SCC‐S2 depletion impaired cancer cell proliferation. (a) MTT assay was performed after SCC‐S2 siRNA treatment. A reduction of absorbance was observed (P < 0.05). (b) Assessment of clonogenic potentials of the SCC‐S2‐depleted cancer cells. Numbers of colonies were counted. The number of colonies formed by cells treated with SCC‐S2 siRNA was far less than that of control cells (P < 0.05).
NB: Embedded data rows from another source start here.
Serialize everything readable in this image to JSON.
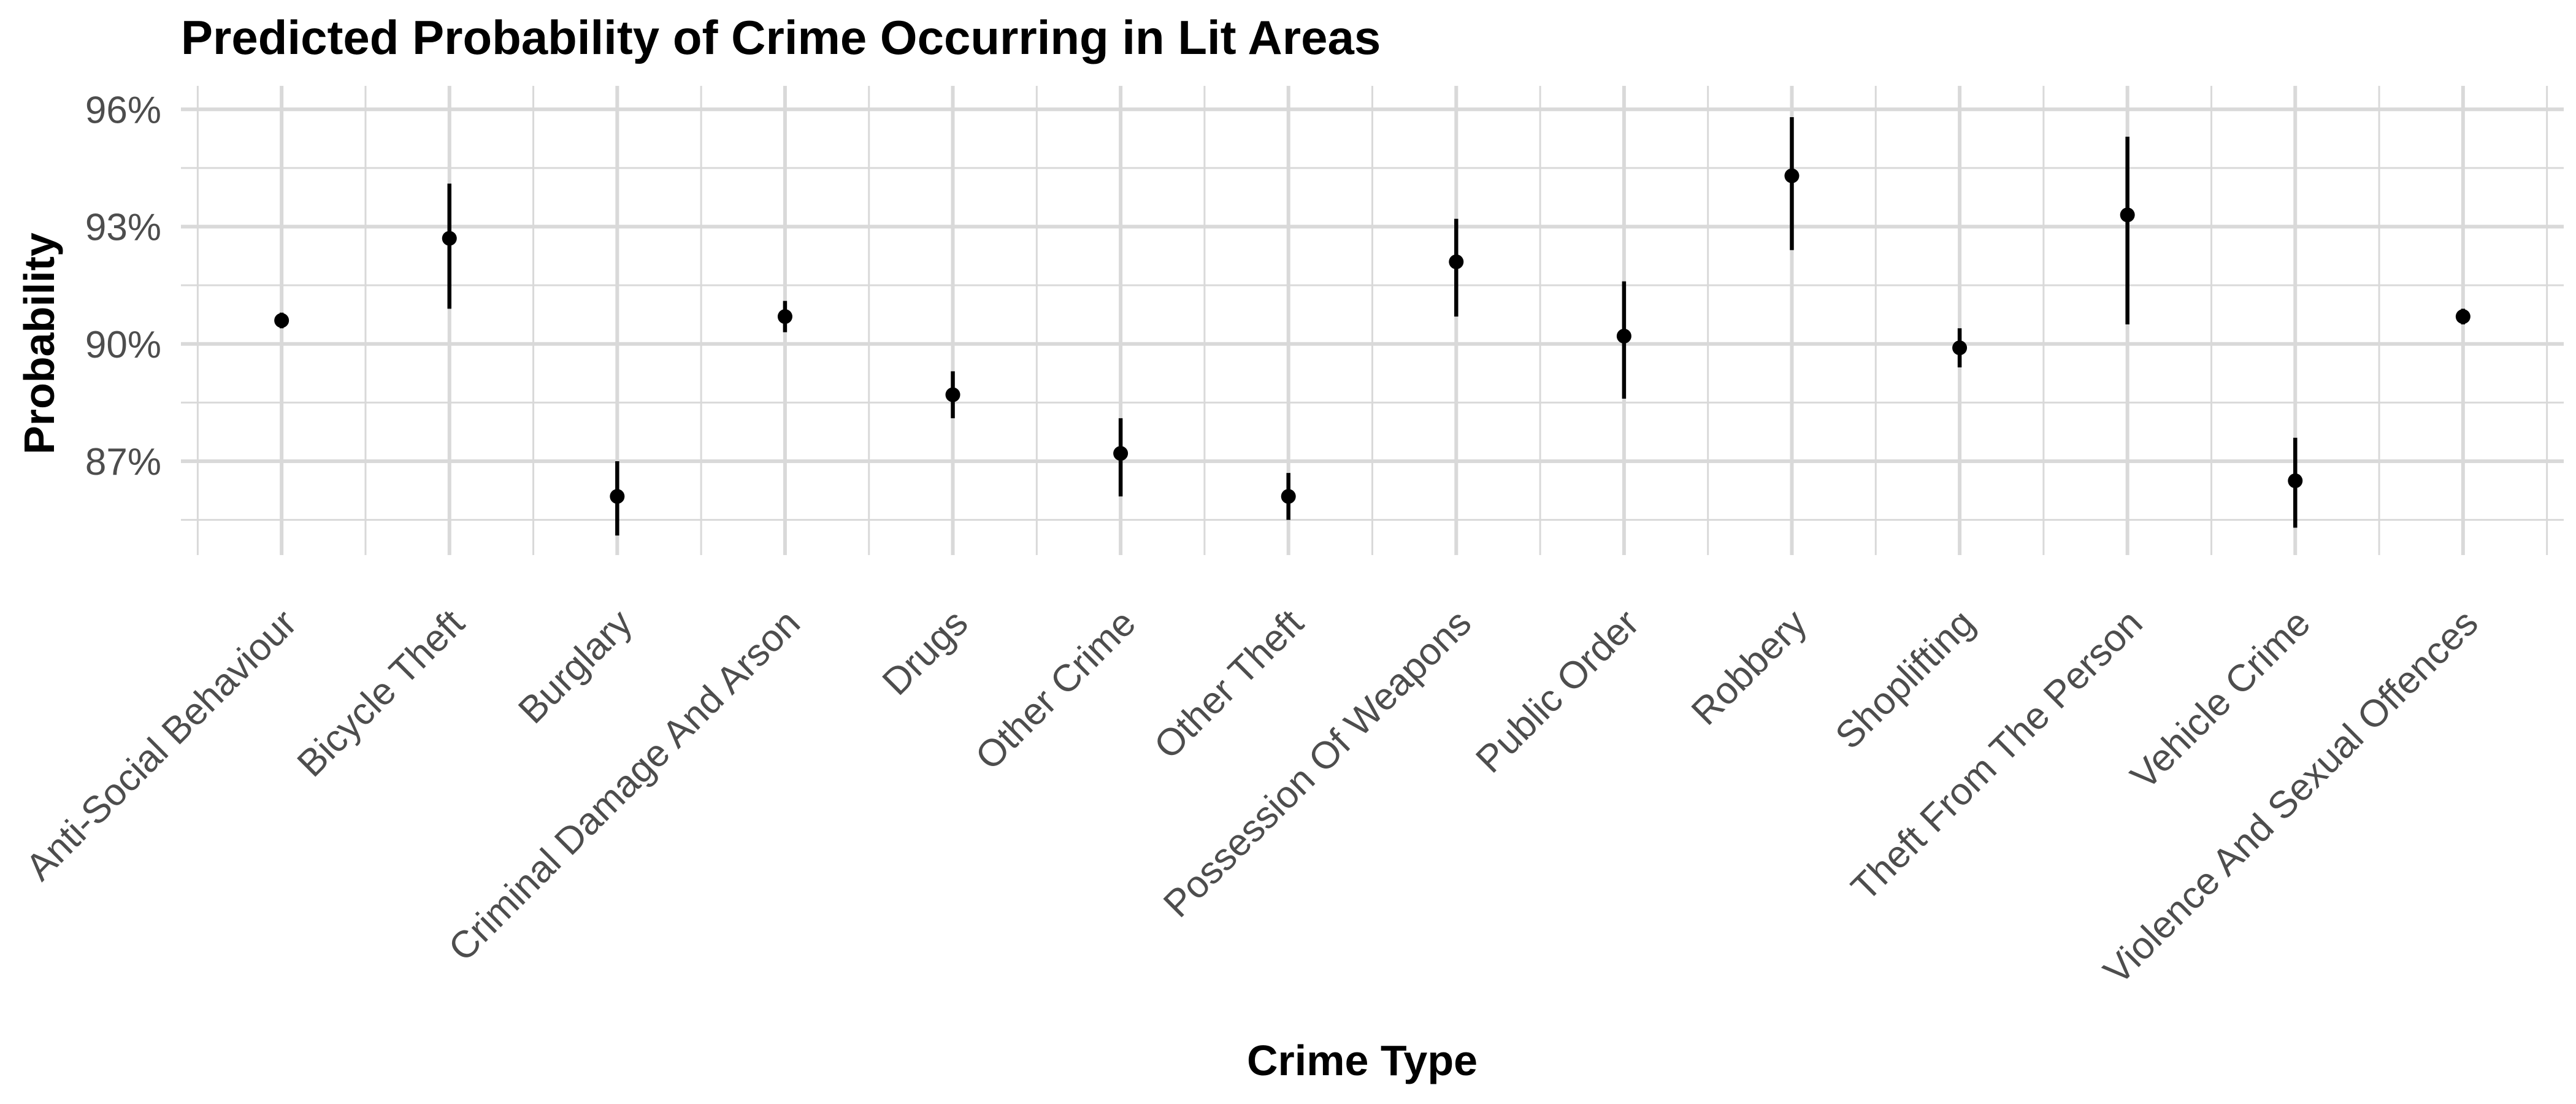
{
  "chart_data": {
    "type": "scatter",
    "title": "Predicted Probability of Crime Occurring in Lit Areas",
    "xlabel": "Crime Type",
    "ylabel": "Probability",
    "ylim": [
      84.6,
      96.6
    ],
    "yticks": [
      87,
      90,
      93,
      96
    ],
    "ytick_labels": [
      "87%",
      "90%",
      "93%",
      "96%"
    ],
    "grid": true,
    "categories": [
      "Anti-Social Behaviour",
      "Bicycle Theft",
      "Burglary",
      "Criminal Damage And Arson",
      "Drugs",
      "Other Crime",
      "Other Theft",
      "Possession Of Weapons",
      "Public Order",
      "Robbery",
      "Shoplifting",
      "Theft From The Person",
      "Vehicle Crime",
      "Violence And Sexual Offences"
    ],
    "series": [
      {
        "values": [
          90.6,
          92.7,
          86.1,
          90.7,
          88.7,
          87.2,
          86.1,
          92.1,
          90.2,
          94.3,
          89.9,
          93.3,
          86.5,
          90.7
        ],
        "lower": [
          90.4,
          90.9,
          85.1,
          90.3,
          88.1,
          86.1,
          85.5,
          90.7,
          88.6,
          92.4,
          89.4,
          90.5,
          85.3,
          90.5
        ],
        "upper": [
          90.8,
          94.1,
          87.0,
          91.1,
          89.3,
          88.1,
          86.7,
          93.2,
          91.6,
          95.8,
          90.4,
          95.3,
          87.6,
          90.9
        ]
      }
    ]
  }
}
Columns, mean; bars, SD.

Figure 7

Invasion assays of A549 and H1299 cells transfected with control and SCC‐S2 ‐specific siRNA. SCC‐S2 siRNA treatment had a measurable blocking effect on cell invasion in both cell lines. Numbers of cells invading onto the lower surface of the filter were counted, a significant difference was observed (P < 0.05). Columns, mean; bars, SD.

Figure 8

Expression of vascular endothelial growth factor receptor 2 (VEGFR‐2), matrix metalloproteinase 1 (MMP‐1), and MMP‐9 in SCC‐S2 ‐depleted H1299 and A549 cells. (a) Real‐time PCR and (b) western blot analysis showed the expression changes after silencing SCC‐S2 in H1299 and A549 cells. The expression of VEGFR‐2, MMP‐1, and MMP‐9 was explored. Columns, mean; bars, SD.